Ghiandole esocrine intraparietali ed extraparietali
La distinzione delle ghiandole esocrine intraparietali ed extraparietali è fatta in base allo sviluppo delle ghiandole.
Se durante lo sviluppo rimangono nella parete del viscere nel quale riversano il loro secreto, si parla di ghiandole intraparietali; se si sviluppano al di fuori del viscere, al quale sono collegate mediante un dotto escretore, si parla di ghiandole extraparietali. Le ghiandole intraparietali sono a loro volta suddivise in ghiandole intraepiteliali, se sono contenute nello spessore dell’epitelio di rivestimento della mucosa da cui derivano, e in ghiandole esoepiteliali se si approfondano al di sotto dell’epitelio, nello spessore della tonaca propria (e in questo caso si parla di ghiandole coriali) o della tonaca sottomucosa (e in questo caso si parla di ghiandole sottomucose).
Le ghiandole pluricellulari intraepiteliali sono rare; si trovano nell’uretra cavernosa e nei condottini deferenti dell’epididimo e sono formate da accumuli di cellule disposte a delimitare un piccolo lume, accolte nello spessore dell’epitelio di rivestimento.
La maggior parte delle ghiandole pluricellulari sono esoepiteliali ed extraparietali. Quest’ultima categoria comprende le ghiandole più grosse dell’organismo (pancreas esocrino, fegato, ghiandole salivari).

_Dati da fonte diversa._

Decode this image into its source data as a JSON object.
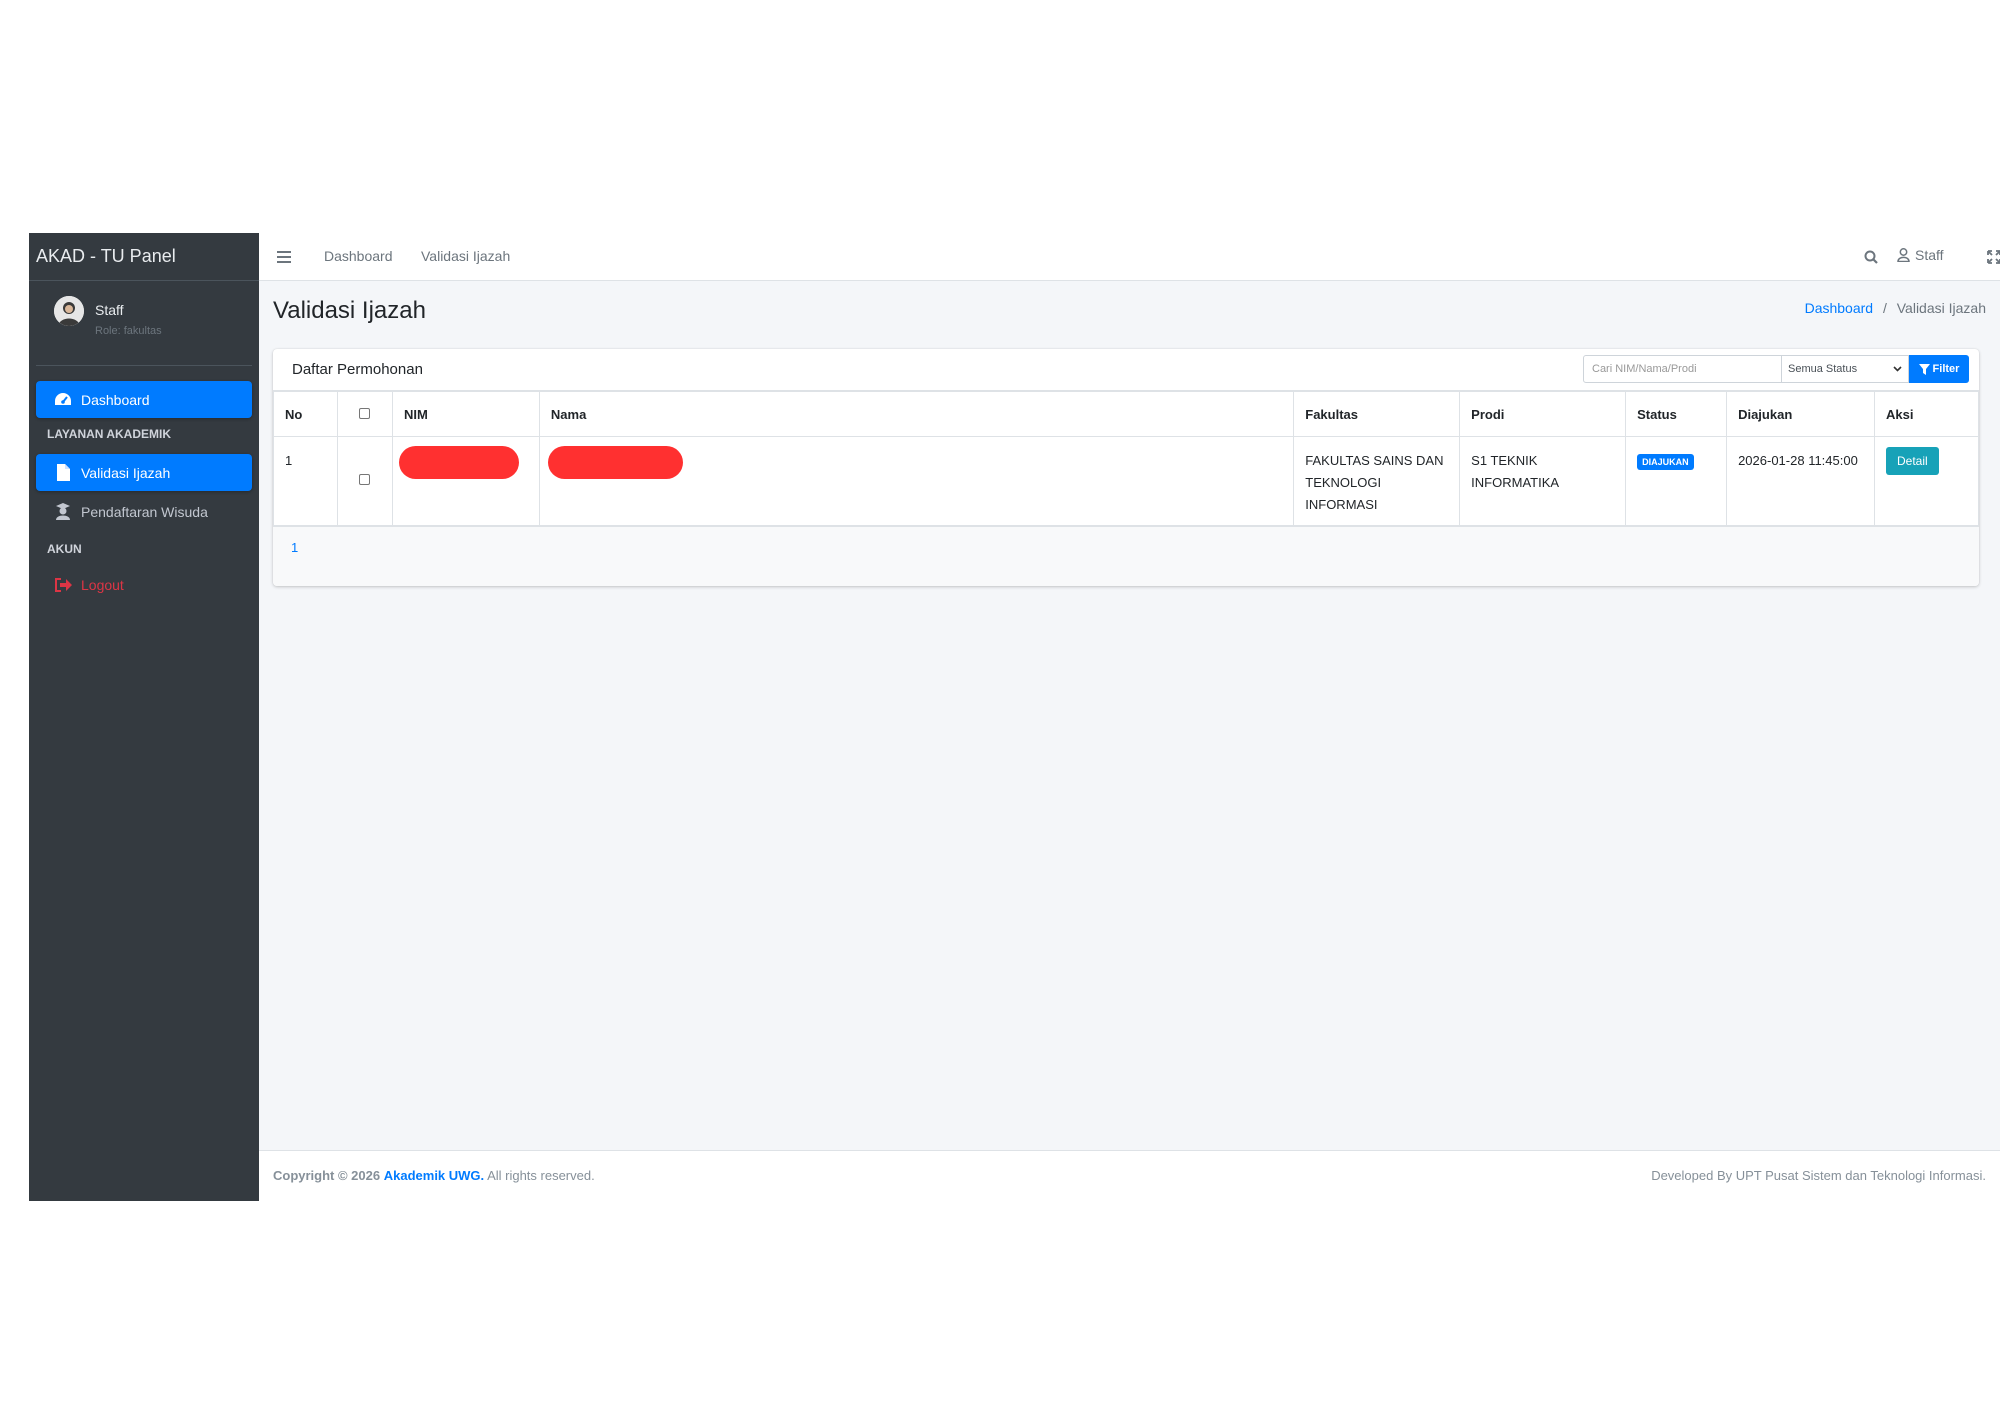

Nelle ghiandole più semplici tutti gli elementi epiteliali che compongono l’organo hanno funzione secernente e nello stesso tempo delimitano il lume del dotto. Passando alle ghiandole più complesse si verifica una progressiva specializzazione funzionale: gli elementi che formano la parte distale del germoglio epiteliale che invade il tessuto connettivo si differenziano in cellule secretorie e costituiscono la porzione secernente o adenomero, mentre quelle comprese tra le cellule secernenti e la superficie circoscrivono i dotti escretori e costituiscono la porzione escretrice. L’adenomero è costituito da cellule disposte a circoscrivere un lume che si continua con il lume del dotto. L’adenomero si trova dunque all’estremità del dotto e, nel caso di ghiandole con dotti ramificati, all’estremità di ogni singola ramificazione.
Articolo creato il 28 febbraio 2010.